Lately, her ghost’s been been floating back
into the edge of my consciousness again,
like the first robin showing up each February
as a flash of vermillion in the corner of my eye.
Then disappearing again.
It’s something I’ve come to expect on the downhill run
from the Winter Solstice to the Vernal Equinox.
But I know it’s just my imagination. It has to be.
She hasn’t spoken to me in years and I believe
I’ve even forgotten the sound of her voice.
Also, if she ever spoke to me, I’m sure
I wouldn’t want to hear how her she sounded
or what she said. It would chill my spine
like that February wind that cuts right through me.
Fear? Hell, yeah, it’s fear. It wasn’t supposed to end
this way, my Civic sitting there on those
twisting railroad tracks. It was inevitable, though,
once she pulled out of my station and turned that corner
to her new life. It really was for the best.
Obsession can kill you like some creature of darkness
that’ll reach out to grab you. Tear you apart.
But then, out of nowhere, there she was,
comin’ around that mountain like a reanimated Casey Jones.
I wasn’t looking for that ride anymore, though. I’d given up,
traded in my ticket for this keen parking place
atop the once-shiny, long twin silver lines of hope.
No, I didn’t hear it coming. I’d turned up my stereo
deafeningly loud again, after years of being unable
to listen to it.
The melodies sounded vaguely familiar, but I’d forgotten
so many of the lyrics.
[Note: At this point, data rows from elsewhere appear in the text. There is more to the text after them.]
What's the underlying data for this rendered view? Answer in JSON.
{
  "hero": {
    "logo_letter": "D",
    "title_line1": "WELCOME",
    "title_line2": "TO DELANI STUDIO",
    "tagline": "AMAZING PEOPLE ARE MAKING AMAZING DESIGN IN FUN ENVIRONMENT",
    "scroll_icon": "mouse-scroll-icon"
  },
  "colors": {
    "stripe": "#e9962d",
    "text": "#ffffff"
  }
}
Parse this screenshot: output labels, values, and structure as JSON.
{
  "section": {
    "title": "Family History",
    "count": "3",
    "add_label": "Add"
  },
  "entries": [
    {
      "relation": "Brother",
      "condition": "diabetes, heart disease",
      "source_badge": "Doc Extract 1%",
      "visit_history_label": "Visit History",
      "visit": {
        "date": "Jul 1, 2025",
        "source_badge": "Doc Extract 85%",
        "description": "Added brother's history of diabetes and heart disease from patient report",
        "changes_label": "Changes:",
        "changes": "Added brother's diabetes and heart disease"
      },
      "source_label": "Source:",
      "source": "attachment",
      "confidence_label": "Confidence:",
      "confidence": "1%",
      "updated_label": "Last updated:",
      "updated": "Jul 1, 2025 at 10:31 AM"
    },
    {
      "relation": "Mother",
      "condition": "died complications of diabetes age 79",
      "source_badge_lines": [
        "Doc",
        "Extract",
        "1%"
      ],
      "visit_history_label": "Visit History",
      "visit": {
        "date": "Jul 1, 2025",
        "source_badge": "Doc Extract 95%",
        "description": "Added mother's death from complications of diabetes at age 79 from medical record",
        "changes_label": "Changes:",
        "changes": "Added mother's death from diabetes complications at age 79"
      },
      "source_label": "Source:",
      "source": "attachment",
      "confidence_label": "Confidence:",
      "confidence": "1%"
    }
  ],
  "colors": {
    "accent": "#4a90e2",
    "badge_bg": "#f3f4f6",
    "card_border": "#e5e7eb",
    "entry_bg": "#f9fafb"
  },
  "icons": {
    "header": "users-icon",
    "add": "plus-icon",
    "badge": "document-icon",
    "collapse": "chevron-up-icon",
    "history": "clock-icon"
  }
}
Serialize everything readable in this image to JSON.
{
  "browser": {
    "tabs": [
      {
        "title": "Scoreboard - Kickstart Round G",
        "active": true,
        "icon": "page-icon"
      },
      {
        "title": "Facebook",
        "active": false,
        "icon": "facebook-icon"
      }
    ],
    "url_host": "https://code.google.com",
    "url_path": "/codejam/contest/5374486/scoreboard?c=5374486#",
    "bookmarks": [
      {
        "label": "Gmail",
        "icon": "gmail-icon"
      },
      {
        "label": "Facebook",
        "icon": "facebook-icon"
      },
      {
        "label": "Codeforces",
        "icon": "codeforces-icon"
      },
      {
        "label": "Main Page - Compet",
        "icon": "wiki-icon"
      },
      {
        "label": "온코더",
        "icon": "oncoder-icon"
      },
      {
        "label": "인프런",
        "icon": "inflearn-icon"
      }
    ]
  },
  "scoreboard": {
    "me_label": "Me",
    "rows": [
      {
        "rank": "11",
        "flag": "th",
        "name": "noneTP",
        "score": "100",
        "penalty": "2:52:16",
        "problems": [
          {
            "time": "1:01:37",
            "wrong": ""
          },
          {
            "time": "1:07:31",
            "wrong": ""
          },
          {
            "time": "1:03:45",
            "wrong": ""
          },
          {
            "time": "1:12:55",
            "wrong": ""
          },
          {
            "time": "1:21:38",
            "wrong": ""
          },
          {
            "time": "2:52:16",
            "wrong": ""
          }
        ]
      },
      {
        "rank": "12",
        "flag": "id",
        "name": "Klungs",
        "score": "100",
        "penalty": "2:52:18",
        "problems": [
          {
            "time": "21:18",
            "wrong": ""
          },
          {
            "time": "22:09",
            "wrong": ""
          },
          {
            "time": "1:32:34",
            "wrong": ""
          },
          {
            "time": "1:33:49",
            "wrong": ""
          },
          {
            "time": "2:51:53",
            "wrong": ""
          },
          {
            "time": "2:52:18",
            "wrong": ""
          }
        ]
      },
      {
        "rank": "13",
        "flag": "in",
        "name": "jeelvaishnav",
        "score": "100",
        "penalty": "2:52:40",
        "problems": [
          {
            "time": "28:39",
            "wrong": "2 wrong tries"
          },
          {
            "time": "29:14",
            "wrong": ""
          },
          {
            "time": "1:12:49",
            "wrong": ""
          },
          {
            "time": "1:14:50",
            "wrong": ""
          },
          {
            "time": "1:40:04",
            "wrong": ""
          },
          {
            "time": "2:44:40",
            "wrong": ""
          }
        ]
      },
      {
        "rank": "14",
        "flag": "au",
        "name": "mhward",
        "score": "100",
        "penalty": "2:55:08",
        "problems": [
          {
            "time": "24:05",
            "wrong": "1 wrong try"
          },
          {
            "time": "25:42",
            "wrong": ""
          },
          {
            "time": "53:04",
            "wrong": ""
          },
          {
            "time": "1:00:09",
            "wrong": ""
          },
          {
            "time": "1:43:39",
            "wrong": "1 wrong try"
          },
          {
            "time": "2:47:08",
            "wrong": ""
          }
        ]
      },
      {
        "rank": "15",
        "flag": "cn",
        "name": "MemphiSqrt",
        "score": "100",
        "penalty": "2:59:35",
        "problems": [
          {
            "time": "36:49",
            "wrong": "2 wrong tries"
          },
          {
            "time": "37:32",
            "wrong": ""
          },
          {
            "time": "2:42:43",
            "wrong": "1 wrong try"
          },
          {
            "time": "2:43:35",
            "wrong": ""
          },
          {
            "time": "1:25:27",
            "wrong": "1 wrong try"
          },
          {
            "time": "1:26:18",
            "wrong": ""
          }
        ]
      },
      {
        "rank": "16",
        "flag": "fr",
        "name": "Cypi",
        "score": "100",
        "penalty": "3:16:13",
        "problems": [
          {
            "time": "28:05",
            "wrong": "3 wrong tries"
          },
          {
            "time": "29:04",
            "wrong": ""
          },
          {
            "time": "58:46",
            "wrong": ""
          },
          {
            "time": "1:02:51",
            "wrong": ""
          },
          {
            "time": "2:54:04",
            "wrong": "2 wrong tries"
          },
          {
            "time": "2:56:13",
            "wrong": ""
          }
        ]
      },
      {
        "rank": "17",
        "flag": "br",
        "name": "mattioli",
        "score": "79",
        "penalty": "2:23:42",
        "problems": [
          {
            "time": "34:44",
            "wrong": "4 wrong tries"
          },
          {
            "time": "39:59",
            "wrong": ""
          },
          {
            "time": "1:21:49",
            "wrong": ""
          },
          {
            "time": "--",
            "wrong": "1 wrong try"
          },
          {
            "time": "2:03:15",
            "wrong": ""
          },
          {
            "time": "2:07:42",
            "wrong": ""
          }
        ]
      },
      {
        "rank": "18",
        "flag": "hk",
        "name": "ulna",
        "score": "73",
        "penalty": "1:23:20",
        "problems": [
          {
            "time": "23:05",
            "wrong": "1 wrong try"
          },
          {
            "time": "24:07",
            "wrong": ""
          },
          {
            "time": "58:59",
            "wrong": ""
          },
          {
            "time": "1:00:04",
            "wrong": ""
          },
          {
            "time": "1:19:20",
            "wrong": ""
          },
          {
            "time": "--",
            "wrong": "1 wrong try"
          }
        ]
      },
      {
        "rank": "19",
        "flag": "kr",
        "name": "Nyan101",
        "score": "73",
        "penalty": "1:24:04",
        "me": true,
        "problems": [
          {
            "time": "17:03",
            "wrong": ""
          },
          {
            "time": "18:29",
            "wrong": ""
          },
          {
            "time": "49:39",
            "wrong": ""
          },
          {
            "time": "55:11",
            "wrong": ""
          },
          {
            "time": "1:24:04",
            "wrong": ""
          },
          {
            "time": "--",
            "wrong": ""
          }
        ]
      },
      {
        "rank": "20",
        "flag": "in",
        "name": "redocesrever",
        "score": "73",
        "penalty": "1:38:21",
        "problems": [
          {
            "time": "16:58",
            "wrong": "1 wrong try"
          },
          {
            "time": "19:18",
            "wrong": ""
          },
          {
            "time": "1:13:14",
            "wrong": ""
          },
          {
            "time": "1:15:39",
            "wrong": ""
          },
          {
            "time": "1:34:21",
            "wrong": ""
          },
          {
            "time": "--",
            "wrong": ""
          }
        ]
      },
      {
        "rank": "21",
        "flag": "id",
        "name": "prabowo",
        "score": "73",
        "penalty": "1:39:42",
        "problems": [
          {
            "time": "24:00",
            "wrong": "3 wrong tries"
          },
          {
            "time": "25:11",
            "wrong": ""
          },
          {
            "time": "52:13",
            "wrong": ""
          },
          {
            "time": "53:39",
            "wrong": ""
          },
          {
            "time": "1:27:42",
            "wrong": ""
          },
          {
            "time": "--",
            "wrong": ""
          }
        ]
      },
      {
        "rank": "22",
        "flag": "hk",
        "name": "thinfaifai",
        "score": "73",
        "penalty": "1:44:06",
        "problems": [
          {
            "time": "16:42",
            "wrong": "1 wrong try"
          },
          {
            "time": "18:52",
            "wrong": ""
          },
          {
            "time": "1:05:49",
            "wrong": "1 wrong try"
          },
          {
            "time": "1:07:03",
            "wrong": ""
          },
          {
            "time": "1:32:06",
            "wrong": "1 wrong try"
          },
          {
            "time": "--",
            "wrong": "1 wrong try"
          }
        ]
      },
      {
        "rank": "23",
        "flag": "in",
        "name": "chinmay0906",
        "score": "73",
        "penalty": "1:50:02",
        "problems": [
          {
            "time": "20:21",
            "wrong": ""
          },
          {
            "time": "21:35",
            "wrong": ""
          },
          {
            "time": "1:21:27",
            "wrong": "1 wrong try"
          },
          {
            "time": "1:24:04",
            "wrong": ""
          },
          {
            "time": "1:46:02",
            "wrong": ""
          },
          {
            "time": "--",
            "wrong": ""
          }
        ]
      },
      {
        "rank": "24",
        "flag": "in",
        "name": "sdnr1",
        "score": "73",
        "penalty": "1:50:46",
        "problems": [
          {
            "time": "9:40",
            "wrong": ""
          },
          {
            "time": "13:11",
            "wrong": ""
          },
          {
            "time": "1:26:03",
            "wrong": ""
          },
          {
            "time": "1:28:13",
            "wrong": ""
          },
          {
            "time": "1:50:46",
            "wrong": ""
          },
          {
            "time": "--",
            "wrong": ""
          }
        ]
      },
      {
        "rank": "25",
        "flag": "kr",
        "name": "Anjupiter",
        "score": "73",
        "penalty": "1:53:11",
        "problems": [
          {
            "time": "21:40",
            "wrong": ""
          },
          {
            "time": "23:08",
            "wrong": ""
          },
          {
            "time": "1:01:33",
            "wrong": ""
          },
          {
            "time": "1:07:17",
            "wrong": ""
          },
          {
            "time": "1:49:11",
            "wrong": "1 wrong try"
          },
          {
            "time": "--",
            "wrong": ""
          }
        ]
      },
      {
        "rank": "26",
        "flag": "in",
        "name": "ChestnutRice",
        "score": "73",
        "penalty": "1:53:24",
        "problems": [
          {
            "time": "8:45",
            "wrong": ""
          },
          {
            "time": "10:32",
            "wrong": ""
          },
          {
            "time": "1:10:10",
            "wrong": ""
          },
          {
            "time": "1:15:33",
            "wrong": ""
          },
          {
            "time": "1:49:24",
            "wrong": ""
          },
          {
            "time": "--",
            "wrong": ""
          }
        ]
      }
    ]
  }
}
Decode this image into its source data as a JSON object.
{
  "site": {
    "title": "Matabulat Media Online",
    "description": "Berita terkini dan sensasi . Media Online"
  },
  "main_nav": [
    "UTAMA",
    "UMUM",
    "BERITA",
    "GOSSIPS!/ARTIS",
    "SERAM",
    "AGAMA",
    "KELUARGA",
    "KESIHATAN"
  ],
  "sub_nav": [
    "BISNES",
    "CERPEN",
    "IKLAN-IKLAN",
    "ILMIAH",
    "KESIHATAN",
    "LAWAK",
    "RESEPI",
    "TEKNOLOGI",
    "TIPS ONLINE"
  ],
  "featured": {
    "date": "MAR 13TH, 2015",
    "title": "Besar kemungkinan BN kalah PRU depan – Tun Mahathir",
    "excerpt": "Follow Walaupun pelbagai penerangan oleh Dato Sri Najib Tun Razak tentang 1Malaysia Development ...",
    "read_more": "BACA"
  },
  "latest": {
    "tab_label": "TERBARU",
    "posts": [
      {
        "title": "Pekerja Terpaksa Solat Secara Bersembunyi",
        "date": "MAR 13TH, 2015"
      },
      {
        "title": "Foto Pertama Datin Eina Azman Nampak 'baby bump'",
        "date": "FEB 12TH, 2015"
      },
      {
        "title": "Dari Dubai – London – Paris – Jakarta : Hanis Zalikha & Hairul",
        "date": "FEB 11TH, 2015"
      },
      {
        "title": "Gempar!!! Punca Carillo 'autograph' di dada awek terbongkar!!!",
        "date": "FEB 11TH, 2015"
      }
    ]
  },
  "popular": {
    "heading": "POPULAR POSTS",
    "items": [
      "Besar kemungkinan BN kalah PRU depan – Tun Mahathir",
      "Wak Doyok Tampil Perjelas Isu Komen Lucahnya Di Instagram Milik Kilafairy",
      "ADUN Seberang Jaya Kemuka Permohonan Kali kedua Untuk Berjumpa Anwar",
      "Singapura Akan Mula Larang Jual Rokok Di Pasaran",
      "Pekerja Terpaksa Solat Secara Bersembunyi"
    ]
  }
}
So, as always, I replayed them
over and over, again and again, until I knew every breath.
Obsession, right? Reliving and reliving each note
and every word and inflection and inhalation.
And then, there she was, coming on like a snow-blind
Lake Shore Limited out of Chicago.
So here I am today, hanging around in the same old spot,
not sure of the date or even if it’s day or night,
when that flicker of a memory, that flash of a face,
that barely perceptible sound of a voice slices through me
like I’m made of smoke, as if I’m some kind of wraith.
Maybe she’s not the ghost haunting me after all.
Free-write (which I used to do every Friday) because I really am like that ghost. Full of naught but hazy promises, empty dreams and nothing of substance. I’m a spirit that’s willing, but can offer no creative corporeality. Which is so weak.